Science Fictions   (2017Jul05)

Wednesday, July 05, 2017                                                10:53 PM

Science Fictions   (2017Jul05)

Improv – Jeans Instability

Before I begin ranting, let me explain about today’s batch of baby videos—I decided to take all the titles from Astronomical Terminology, which I googled—if you want to know what a ‘Jeans Instability’ is, you can google it, too. (It’s the point at which a galactic dust cloud gets massive enough for gravity to start making it collapse into a baby star, though).

Improv – Galactic Tide

As usual, the titles, baby videos, and the piano music have nothing to do with each other—that’s just the way we do things here. Now, on with the lecture:

Improv – Critical Rotation

Greetings, People of Earth. Today’s message is: Things can only get better. I’m sure of it. Honest Abe said you can’t fool everybody all the time—and people are getting a nice, close look at the way things are. Politicians and business leaders can blue-sky all they want about tomorrow—seeing real-time performance on a daily basis, even with all the spin in the world, is harder to dismiss with words. In other words, I think it will be harder for Trump to run on his record than it was to run without one.

Improv – Celestial Sphere

Depending on how the Supreme Court sees ‘gerrymandering’, we might even see some Democrats win an election or two. There’s no limit to how much change for the better may be ahead. Heck, we could win it all—and we’d still have a couple of years of work on legislation and diplomacy before we could undo the damage the GOP has already done (and Donnie helped!), post-Obama.

Improv – Eccentricity

By now, whatever further extremes the Right goes to, those actions will only inflame the backlash of people who didn’t see this reactionary wave coming—and are watching government implode almost daily. Did you hear the departure of the last few people, last week, wiped out the larger White House Office of Science and Technology Policy? You can ignore Science, if it means so much to you—but turning our backs on Science is extremely dangerous—as dangerous as putting its detractors in charge (a pretty ignorant act in itself).

 

We know how scary technology can be—with serious people making the decisions. It gets a lot scarier when things like quality-control become a matter of alternative facts. Humanity has raised a mighty pyramid of technological connections—it is awesome in its complexity, its interdependence—every cog matching every tooth in in every gear, round and round, humming without a break—like a heartbeat from the world. We are letting childish people tear out pieces, clog up chain-links, and throw big, fat monkey-wrenches into this global clockwork.

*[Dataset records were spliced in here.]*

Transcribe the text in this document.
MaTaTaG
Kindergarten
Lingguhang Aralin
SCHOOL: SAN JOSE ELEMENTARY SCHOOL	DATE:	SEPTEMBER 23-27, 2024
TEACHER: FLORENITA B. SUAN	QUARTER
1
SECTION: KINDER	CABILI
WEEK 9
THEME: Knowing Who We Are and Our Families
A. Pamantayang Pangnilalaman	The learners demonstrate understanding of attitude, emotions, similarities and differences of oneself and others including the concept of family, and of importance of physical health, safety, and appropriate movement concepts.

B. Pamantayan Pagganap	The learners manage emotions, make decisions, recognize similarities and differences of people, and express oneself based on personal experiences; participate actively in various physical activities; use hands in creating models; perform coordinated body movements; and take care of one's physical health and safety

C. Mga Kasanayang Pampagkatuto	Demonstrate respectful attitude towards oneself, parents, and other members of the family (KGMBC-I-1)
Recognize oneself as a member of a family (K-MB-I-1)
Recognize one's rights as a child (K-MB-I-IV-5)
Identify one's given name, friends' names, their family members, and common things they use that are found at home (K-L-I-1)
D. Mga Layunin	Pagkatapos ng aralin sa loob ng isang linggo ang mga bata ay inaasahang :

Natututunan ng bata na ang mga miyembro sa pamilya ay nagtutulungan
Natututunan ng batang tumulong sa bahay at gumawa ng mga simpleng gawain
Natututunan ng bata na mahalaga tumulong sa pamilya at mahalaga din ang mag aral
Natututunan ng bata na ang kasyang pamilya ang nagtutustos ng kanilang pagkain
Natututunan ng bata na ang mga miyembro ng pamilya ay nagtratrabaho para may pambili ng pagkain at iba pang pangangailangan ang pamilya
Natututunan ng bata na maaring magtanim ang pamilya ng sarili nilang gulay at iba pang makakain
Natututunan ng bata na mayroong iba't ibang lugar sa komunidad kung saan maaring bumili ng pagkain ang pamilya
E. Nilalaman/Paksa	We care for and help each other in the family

Freedom of Speech may allow people to bad-mouth Science—and hard-case Ministers may encourage that—but anyone who wants to turn their back on our technology is threatening your life and everything in it. We take our developed-country lives for granted—they only exist courtesy of a gigantic legacy that started with Fulton and Edison—and continues with Jobs and Musk, etc. Trucks, Trains, Ships, Air Freight—spiderwebs of businesses—blizzards of paperwork—from international trade agreements to the economics of your corner deli—and that’s just for all the food and drink. Denying Science is the most retrograde opinion a person could hold—it’s like intellectual suicide.